Last Call: Paul Ryan’s Home Town Is Plagued With Frying Grease Thieves

 

Daily Beast: Two men in Janesville, WI. were arrested early Wednesday morning from stealing over 1,000 pounds of grease from a local Wendy’s, possibly to sell as biofuel. Janesville is also home to GOP vice presidential candidate Paul Ryan, and the Daily Beast notes with some sadness that “grease stealing likely won’t get a mention” in tonight’s debate, unless Ryan has used it to shine his curl-bulged biceps.
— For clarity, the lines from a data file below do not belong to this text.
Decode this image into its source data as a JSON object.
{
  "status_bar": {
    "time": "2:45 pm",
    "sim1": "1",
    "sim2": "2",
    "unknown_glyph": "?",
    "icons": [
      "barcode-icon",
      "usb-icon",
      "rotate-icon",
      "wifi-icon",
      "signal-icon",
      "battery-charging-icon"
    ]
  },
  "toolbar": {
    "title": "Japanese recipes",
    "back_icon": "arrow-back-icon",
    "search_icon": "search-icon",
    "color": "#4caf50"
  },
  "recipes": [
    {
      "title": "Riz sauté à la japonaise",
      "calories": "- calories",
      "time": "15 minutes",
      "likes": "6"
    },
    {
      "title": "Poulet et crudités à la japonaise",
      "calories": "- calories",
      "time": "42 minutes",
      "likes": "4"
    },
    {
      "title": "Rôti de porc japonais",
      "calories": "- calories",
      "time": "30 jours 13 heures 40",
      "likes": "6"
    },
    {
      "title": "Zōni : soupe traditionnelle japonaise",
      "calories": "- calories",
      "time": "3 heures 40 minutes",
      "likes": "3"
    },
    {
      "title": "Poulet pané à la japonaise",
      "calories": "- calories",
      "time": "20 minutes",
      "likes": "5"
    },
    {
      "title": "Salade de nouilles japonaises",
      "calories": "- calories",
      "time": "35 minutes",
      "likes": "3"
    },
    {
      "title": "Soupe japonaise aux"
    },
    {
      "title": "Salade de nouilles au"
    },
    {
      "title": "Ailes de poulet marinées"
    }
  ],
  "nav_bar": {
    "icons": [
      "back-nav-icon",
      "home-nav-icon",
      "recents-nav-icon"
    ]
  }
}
Twitter: Sam Sifton says that “foodie” is not a word, and since he is a Fancy Editor at the Even Fancier New York Times, he probably knows what’s up with things like “words” and “definitions.” Everyone else on Twitter does not agree. (Especially conservative commentator John Podhoretz, who is unusually restrained in snottiness.)

Gawker: A Perth man claims that he was kicked out of a bar for sporting a long mullet. He claims that he wasn’t causing trouble, but that the bar’s management told him they didn’t want his “type” there. (In fairness, the bar may have been surprised that someone was wearing a mullet in 2012 and thought that he was either a homicidal recluse, or a violent time traveler.)

The Daily Meal: An artist recreates Mark Rothko paintings using rice. We challenge him to go even further in self-reference and make a Warhol soup can out of soup cans, or a Damien Hirst shark out of even tinier sharks.

The Christian Science Monitor: Speaking of Wendy’s! The chain’s logo got its first makeover in nearly 30 years, and the Wendy’s girl, can we say…kind of looks like a hipster. Seriously, slap some big ol’ glasses on her, and she’ll probably start telling you how she drank Frosties before they were cool.